At the center of the fraudulent scheme was the FTX cryptocurrency exchange and its affiliates as well as a supposedly separate hedge fund known as Alameda Research that in reality was also owned and operated by Bankman-Fried and was deeply leveraged and in debt to FTX, as co-mingled and stolen funds were "loaned" back and forth between the two.
Bankman-Fried is alleged to have essentially stolen billions of dollars in FTX customer assets that he then used to finance and support the investments and operations of both FTX and Alameda, fund risky investments, make charitable donations and political contributions, and enrich himself.
A "multimillion-dollar political influence campaign"
Bankman-Fried was denoted as the top political contributor in 2022 and is alleged to have contributed at least $70 million to various political organizations, elected politicians, and candidates as part of a "multimillion-dollar political influence campaign" that involved an "illegal straw donor scheme" designed to conceal that the donations were coming from him, or more accurately, the funds stolen from his customers and investors, per CNBC.
According to the indictment, Bankman-Fried and his co-conspirators "made over 300 political contributions, totaling tens of millions of dollars, that were unlawful because they were made in the name of a straw donor or paid for with corporate funds."
The bulk of those contributions went to Democrat-aligned groups and individuals, but some also went to Republicans as well -- the key connector being the involvement of those politicians in cryptocurrency regulation -- and Bankman-Fried enlisted the help of two co-conspirators to secretly make those "dark" donations to far-left Democrats and Republicans on his behalf.

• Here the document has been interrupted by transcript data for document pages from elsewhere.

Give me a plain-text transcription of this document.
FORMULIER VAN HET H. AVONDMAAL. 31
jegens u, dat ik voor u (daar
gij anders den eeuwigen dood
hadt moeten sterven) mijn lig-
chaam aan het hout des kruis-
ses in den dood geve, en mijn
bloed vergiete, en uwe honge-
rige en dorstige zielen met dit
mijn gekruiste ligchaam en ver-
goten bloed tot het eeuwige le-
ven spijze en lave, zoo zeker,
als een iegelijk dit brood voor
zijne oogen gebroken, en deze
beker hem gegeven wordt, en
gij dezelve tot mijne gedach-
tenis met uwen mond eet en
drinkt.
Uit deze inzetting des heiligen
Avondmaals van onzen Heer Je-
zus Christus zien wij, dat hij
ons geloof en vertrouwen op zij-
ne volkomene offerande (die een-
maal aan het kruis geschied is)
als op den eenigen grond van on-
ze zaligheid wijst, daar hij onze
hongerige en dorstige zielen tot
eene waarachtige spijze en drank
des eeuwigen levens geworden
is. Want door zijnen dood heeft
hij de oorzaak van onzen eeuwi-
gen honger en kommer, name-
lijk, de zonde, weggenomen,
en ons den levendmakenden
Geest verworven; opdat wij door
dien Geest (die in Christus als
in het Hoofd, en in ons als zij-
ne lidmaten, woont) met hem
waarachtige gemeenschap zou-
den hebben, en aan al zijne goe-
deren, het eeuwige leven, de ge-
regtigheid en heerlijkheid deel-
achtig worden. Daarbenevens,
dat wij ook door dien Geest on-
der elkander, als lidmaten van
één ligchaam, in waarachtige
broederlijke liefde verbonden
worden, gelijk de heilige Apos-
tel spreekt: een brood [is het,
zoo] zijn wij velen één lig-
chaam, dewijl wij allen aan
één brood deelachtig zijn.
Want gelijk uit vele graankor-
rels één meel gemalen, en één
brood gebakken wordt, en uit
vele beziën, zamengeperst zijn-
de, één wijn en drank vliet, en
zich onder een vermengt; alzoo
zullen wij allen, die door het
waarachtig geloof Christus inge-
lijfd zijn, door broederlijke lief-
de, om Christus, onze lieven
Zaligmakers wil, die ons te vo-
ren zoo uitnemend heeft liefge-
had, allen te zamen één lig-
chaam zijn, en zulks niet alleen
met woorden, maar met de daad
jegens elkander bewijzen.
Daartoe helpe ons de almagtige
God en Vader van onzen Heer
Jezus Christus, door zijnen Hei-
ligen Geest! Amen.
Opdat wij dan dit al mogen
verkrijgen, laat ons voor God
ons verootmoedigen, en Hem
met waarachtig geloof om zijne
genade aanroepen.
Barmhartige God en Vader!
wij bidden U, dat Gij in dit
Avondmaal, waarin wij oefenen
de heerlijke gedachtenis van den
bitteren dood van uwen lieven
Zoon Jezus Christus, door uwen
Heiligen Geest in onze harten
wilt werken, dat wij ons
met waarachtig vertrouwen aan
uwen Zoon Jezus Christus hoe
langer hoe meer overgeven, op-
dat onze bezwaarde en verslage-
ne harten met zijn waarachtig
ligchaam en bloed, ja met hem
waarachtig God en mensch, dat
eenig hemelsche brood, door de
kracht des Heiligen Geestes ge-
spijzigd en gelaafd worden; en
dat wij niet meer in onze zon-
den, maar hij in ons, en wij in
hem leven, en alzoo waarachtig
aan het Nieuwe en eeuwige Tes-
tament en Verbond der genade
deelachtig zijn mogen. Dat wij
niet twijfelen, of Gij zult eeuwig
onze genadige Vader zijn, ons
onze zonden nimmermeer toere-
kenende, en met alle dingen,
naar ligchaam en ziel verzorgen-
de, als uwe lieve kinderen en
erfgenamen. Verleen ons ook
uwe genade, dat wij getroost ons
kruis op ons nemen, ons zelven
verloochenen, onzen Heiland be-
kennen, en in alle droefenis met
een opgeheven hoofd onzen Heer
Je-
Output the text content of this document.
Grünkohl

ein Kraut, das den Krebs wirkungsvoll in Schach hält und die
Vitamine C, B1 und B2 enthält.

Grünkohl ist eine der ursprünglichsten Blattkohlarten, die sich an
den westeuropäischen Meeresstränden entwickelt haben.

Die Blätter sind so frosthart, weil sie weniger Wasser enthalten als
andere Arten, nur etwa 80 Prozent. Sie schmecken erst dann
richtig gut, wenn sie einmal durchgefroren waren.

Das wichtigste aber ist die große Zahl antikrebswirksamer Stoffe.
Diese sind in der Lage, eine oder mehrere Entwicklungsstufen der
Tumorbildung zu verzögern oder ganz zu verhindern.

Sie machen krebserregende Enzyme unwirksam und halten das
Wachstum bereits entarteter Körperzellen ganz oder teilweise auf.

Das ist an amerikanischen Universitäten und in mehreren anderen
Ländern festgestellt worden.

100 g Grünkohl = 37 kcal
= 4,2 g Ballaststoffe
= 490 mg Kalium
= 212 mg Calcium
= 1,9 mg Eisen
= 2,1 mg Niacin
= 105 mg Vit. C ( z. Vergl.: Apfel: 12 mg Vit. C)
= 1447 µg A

While the indictment didn't name the two alleged co-conspirators, CNBC reported that their identities have been independently confirmed through reviews of FEC filings and other public information, with the Democratic contributor being then-FTX Director of Engineering Nishad Singh and the Republican donor being the then-co-CEO of FTX Digital Markets Ryan Salame -- neither of whom have been charged with any crime.
Out on bond ... for now
Bankman-Fried had previously pleaded not guilty to the initial eight counts against him and, after being arrested in the Bahamas and extradited back to the U.S., was released on a $250 million personal recognizance bond, according to the AP.
However, the judge in his case has suggested that the bond could be revoked and Bankman-Fried could be jailed ahead of trial over concerns that he may attempt to improperly communicate with associates and co-conspirators or tamper with witnesses.
Meanwhile, according to CNBC, two of Bankman-Fried's closest associates, FTX co-founder Gary Wang and Alameda CEO Caroline Ellison, have already pleaded guilty to multiple counts of fraud and other crimes and have agreed to cooperate with the prosecution against the man behind the entire fraudulent scheme.